毎日コツコツと積み上げていくようなことができない性格。
瞬発力のあるときにガーッと進めて、あとはぐてーっとするを繰り返す性格。
だから、どうしても猛進期と停滞期が発生してしまうのだが、それを粘って拾ってなんとか成就させる。
いまさら変えるのが難しい五十路間近のオイラにできることは、現状持っていると思われる自身の人間力を駆使するしかないではないか。
この粘り性分があればこそ、30歳を過ぎてからライターに転じることができたわけだし。
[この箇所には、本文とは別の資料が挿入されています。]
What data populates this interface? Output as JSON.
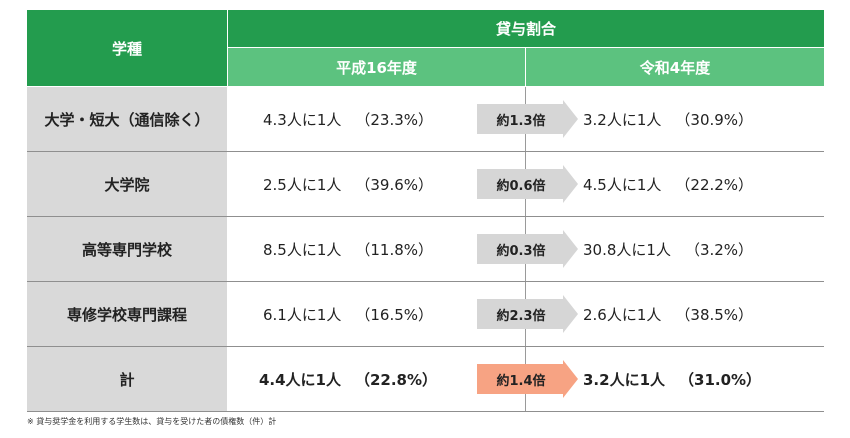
{
  "header": {
    "row_header": "学種",
    "group_title": "貸与割合",
    "col_a": "平成16年度",
    "col_b": "令和4年度"
  },
  "rows": [
    {
      "label": "大学・短大（通信除く）",
      "a_ratio": "4.3人に1人",
      "a_pct": "（23.3%）",
      "change": "約1.3倍",
      "b_ratio": "3.2人に1人",
      "b_pct": "（30.9%）"
    },
    {
      "label": "大学院",
      "a_ratio": "2.5人に1人",
      "a_pct": "（39.6%）",
      "change": "約0.6倍",
      "b_ratio": "4.5人に1人",
      "b_pct": "（22.2%）"
    },
    {
      "label": "高等専門学校",
      "a_ratio": "8.5人に1人",
      "a_pct": "（11.8%）",
      "change": "約0.3倍",
      "b_ratio": "30.8人に1人",
      "b_pct": "（3.2%）"
    },
    {
      "label": "専修学校専門課程",
      "a_ratio": "6.1人に1人",
      "a_pct": "（16.5%）",
      "change": "約2.3倍",
      "b_ratio": "2.6人に1人",
      "b_pct": "（38.5%）"
    },
    {
      "label": "計",
      "a_ratio": "4.4人に1人",
      "a_pct": "（22.8%）",
      "change": "約1.4倍",
      "b_ratio": "3.2人に1人",
      "b_pct": "（31.0%）"
    }
  ],
  "note": "※ 貸与奨学金を利用する学生数は、貸与を受けた者の債権数（件）計",
  "colors": {
    "header_green": "#239c4e",
    "subheader_green": "#5cc27f",
    "label_gray": "#d9d9d9",
    "arrow_gray": "#d6d6d6",
    "arrow_highlight": "#f7a383"
  }
}
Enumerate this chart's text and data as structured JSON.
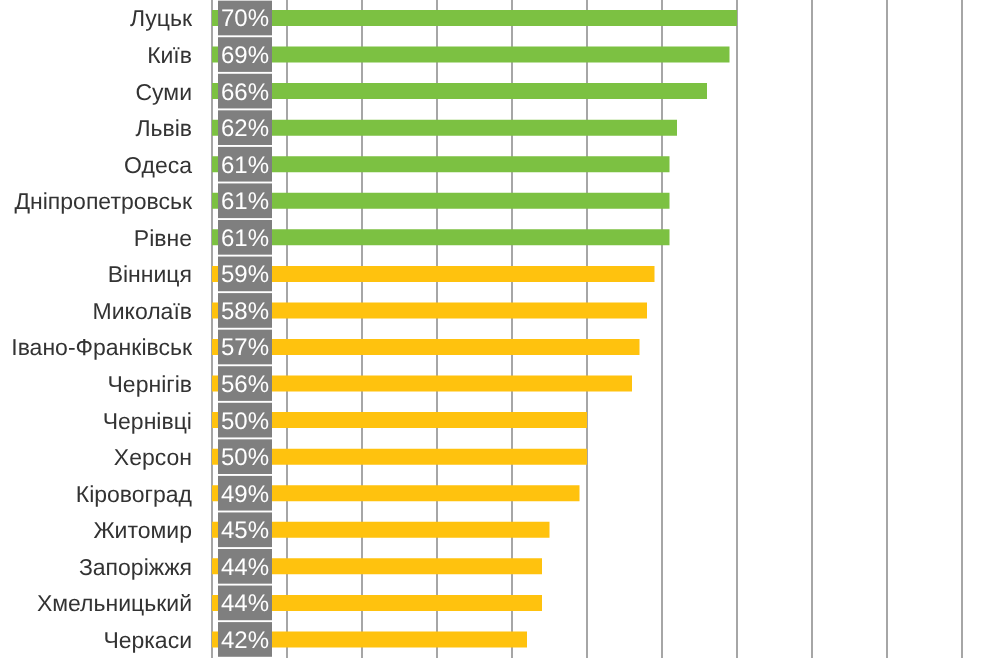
{
  "chart_data": {
    "type": "bar",
    "orientation": "horizontal",
    "categories": [
      "Луцьк",
      "Київ",
      "Суми",
      "Львів",
      "Одеса",
      "Дніпропетровськ",
      "Рівне",
      "Вінниця",
      "Миколаїв",
      "Івано-Франківськ",
      "Чернігів",
      "Чернівці",
      "Херсон",
      "Кіровоград",
      "Житомир",
      "Запоріжжя",
      "Хмельницький",
      "Черкаси"
    ],
    "values": [
      70,
      69,
      66,
      62,
      61,
      61,
      61,
      59,
      58,
      57,
      56,
      50,
      50,
      49,
      45,
      44,
      44,
      42
    ],
    "value_labels": [
      "70%",
      "69%",
      "66%",
      "62%",
      "61%",
      "61%",
      "61%",
      "59%",
      "58%",
      "57%",
      "56%",
      "50%",
      "50%",
      "49%",
      "45%",
      "44%",
      "44%",
      "42%"
    ],
    "colors": [
      "#7cc142",
      "#7cc142",
      "#7cc142",
      "#7cc142",
      "#7cc142",
      "#7cc142",
      "#7cc142",
      "#ffc20e",
      "#ffc20e",
      "#ffc20e",
      "#ffc20e",
      "#ffc20e",
      "#ffc20e",
      "#ffc20e",
      "#ffc20e",
      "#ffc20e",
      "#ffc20e",
      "#ffc20e"
    ],
    "xlim": [
      0,
      100
    ],
    "grid": "x",
    "tick_labels": "y"
  }
}
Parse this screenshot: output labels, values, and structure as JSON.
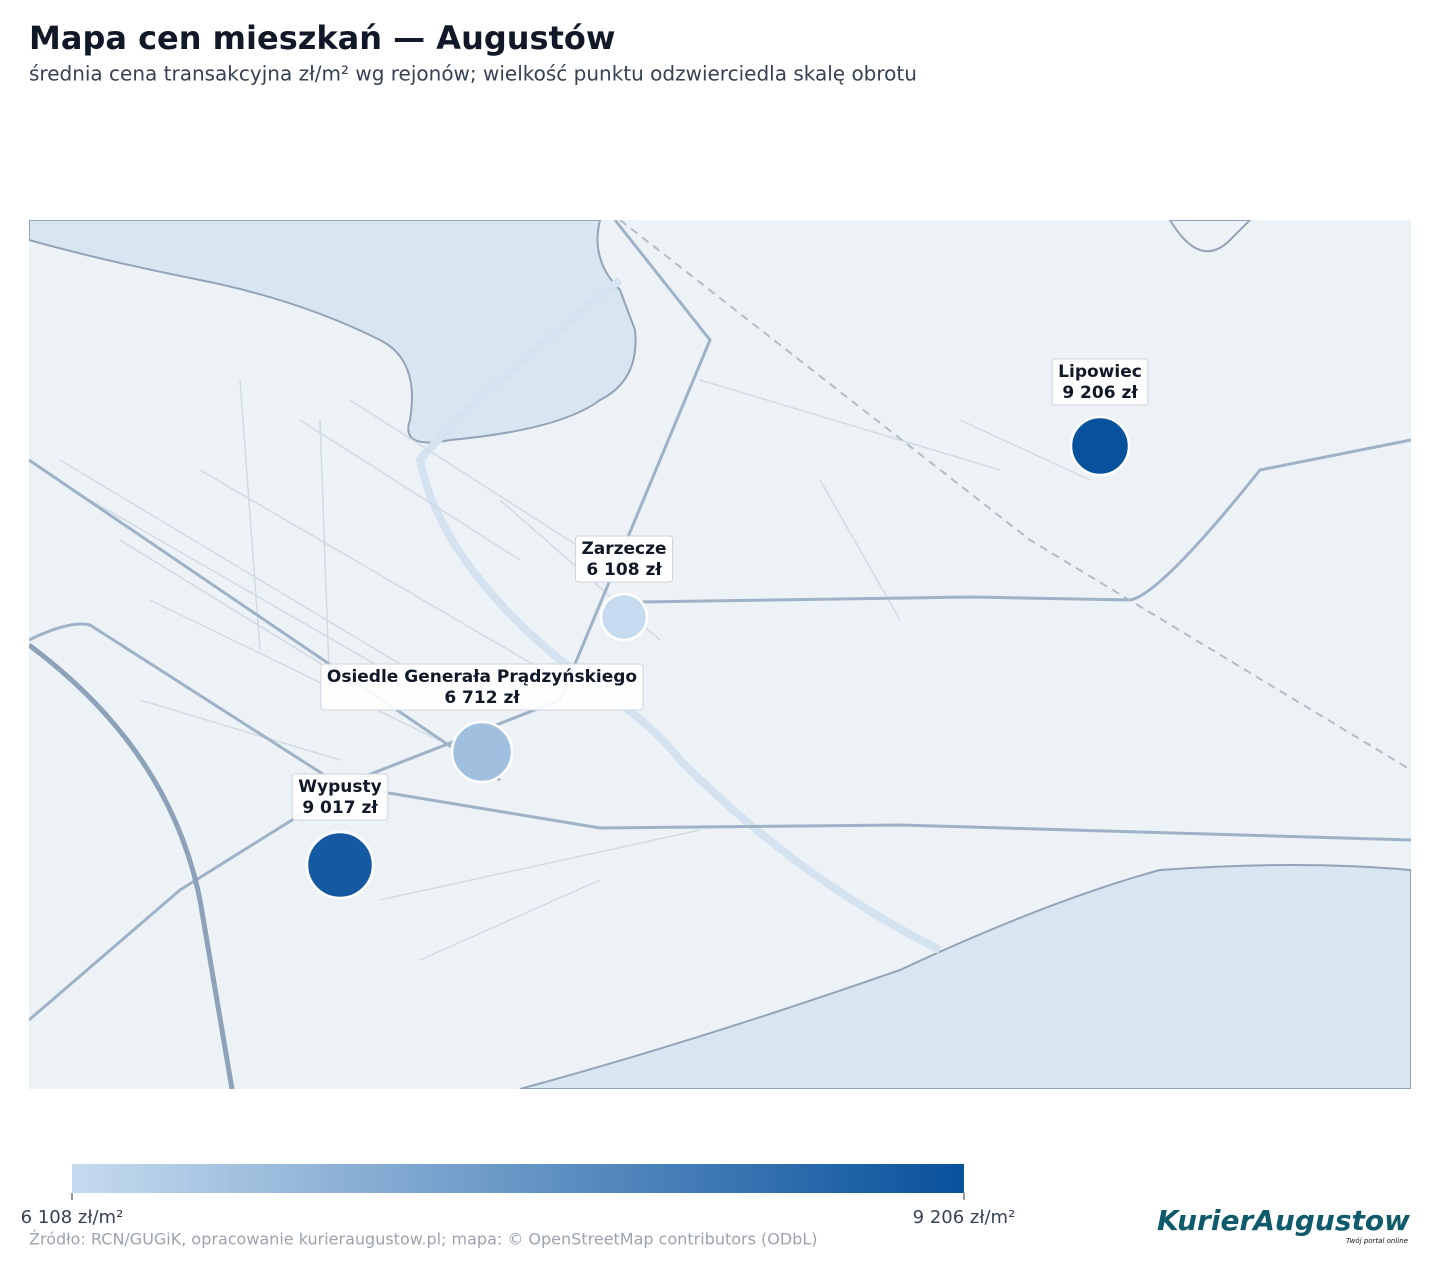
{
  "map": {
    "title": "Mapa cen mieszkań — Augustów",
    "subtitle": "średnia cena transakcyjna zł/m² wg rejonów; wielkość punktu odzwierciedla skalę obrotu",
    "points": [
      {
        "name": "Lipowiec",
        "value": 9206,
        "value_label": "9 206 zł"
      },
      {
        "name": "Zarzecze",
        "value": 6108,
        "value_label": "6 108 zł"
      },
      {
        "name": "Osiedle Generała Prądzyńskiego",
        "value": 6712,
        "value_label": "6 712 zł"
      },
      {
        "name": "Wypusty",
        "value": 9017,
        "value_label": "9 017 zł"
      }
    ],
    "colorbar": {
      "colors": [
        "#c6dbef",
        "#08519c"
      ],
      "ticks": [
        {
          "value": 6108,
          "label": "6 108 zł/m²"
        },
        {
          "value": 9206,
          "label": "9 206 zł/m²"
        }
      ]
    },
    "source": "Źródło: RCN/GUGiK, opracowanie kurieraugustow.pl; mapa: © OpenStreetMap contributors (ODbL)",
    "logo": {
      "name": "KurierAugustow",
      "tagline": "Twój portal online"
    }
  }
}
まあ、時間の猶予をまったく与えてくれない現代社会において、生きていくのが大変難しい性分なのは間違いない。
現実に、一番の敵はこれまでもずっと時間であった。
猛進期を迎える機会を得られることのないままタイムアップとなってしまい、間に合わなかったり、ハンパな状態のままどうしようもなくなって破綻してしまい、人の助けを借りてなんとかしてもらったことも前職時代を含めて過去には多々あった。

でも、それはいまさら振り返るまい。
ケツから逆算して毎日の計画を練ったところで、波が激しいからそのとおりに遂行なんてできないのだから。
それはもう、学生の頃から何十回もトライしてダメだった。


ならば、時間の経過を悔やむことなく、ひらすら粘るのみ

よく考えたら、そもそも、最初の書き出しから停滞したところで粘らないことが、その後の破綻につながっているのだから、まずは「書き出したら着地するまでやめない」が最優先
そうして、新たな「下書き保存」を極力発生させないようにして、既存の「下書き保存」も速やかに完成させていく。

それを目指そう。
一発書きなんてできなくったっていいじゃないか!

結局は、ひとつひとつ逃げずに向き合っていかないことには、目の前に積まれているものはいつまでたっても減らないのだから。
直しの連続になってもめげることなく、しつこく、執念深く、粘っていく
よし、それでいこう。

あとは、この精神が果たしてどこまでもつか?
なにせ飽き性だからね。

粘っこいのに飽き性?
なんだか、よくわからない人間性だな(笑)。

でも、その性分を込みでやっていくしかない。
また停滞期に入ったら、その都度、打開策を考えればいい。

とにかく。
今日得た教訓としては、、、、

自分を信じて立ち向かって行きませう!!

である。


……ということで。
書き始めてから1時間20分が経過した今、なんとか「下書き保存」の誘惑を断ち切って、久々にひと区切り着地するところまで書ききることができた。

フー。

これをひとつのきっかけにして、リスタートしていこう。

フリーになってからもう8年半。
なんか、ずっとこの繰り返しをしているが、まあいい(笑)。

この先の成果が楽しみになってきた。